Chapter 17 Not Long Ago #2
“Why do you care anymore?” Jace asked dismissively.
“You are punching way below your weight here. You ought to be performing your own material instead of selling your songs to other musicians. You ought to be playing to a full house in an actual concert hall, not a half-empty restaurant. So many people want to see you, Paloma. They love your work.” She leaned closer. “They love you.”
Hearing Jace say “love you” while looking straight into her striking blue eyes hit Paloma hot and hard, like she’d been zapped by an electric fence. She was mystified that Jace could still devastate her like that.
Looking down at her hands wrapped around her pint glass, she sighed. “I have my reasons.”
Jace shared a crooked smile, her voice a whisper. “It’s been over twenty years. Whatever mistakes you made, you are forgiven.”
Paloma looked up, certain that if Jace knew the truth—knew the complete backstory for why she left—she wouldn’t be so ready to forgive.
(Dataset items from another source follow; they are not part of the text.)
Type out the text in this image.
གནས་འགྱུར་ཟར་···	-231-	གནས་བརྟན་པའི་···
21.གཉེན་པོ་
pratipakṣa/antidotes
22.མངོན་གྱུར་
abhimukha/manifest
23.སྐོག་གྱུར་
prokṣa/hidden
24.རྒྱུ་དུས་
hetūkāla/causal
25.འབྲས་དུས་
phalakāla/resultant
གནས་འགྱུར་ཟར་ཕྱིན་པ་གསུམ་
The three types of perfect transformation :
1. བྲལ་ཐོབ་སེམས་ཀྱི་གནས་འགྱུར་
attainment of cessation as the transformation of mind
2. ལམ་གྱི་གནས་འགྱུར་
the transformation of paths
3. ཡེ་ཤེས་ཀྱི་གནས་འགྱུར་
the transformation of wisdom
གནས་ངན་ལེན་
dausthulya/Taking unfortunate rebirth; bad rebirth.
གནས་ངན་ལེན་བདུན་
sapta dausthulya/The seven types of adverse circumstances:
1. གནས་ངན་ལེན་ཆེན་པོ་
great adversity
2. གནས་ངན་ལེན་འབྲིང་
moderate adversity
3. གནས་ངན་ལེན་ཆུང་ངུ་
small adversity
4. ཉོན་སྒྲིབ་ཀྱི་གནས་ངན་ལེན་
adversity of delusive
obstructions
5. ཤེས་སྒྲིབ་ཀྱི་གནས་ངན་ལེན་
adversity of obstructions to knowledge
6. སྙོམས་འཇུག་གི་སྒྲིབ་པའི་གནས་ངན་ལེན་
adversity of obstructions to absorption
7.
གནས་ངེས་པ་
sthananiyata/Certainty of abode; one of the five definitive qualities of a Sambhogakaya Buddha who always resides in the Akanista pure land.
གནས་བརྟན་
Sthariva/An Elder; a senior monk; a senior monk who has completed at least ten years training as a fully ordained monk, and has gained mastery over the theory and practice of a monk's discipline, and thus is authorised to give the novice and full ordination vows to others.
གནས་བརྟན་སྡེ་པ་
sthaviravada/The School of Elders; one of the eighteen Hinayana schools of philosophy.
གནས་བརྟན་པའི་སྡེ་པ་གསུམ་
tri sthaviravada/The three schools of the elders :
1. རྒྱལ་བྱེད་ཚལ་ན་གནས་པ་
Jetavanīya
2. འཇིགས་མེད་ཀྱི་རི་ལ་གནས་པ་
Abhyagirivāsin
Jace sat back, confident and cocky. “I have three reasons why you should do this benefit,” she said, ticking them off with her fingers.
“One, you can come out of hiding. No more P. D. Smith. You can be Paloma Doralle, the legendary singer-songwriter-guitarist–international phenomenon again. I mean, it must have been stressful over all these years, worrying that someone was going to blow your cover. If you blow your own cover, you’re free. Am I right?”
Paloma had to admit that Jace was right. All these years in, she was tired of looking over her shoulder, tired of her Stone Beach friends not knowing her real name. “Point taken. What’s number two?”
“Two, you can inspire the next wave of musicians, especially the queer ones. Those poor souls are trying to make their mark in a world that sees their music as content, not an artist’s blood and guts. You were a trailblazer in your heyday, and they can learn something from you now.”
“I’m not sure I want to be a role model. I’m a mess.”
That prompted one of Jace’s megawatt smiles. “I’ll bet more than one musician will be glad to see they can be their messy selves, too.”
Paloma hadn’t considered that there might be an aspect of being famous that wasn’t toxic. Being able to pay it forward felt hopeful and redemptive, and that intrigued her. “And number three?”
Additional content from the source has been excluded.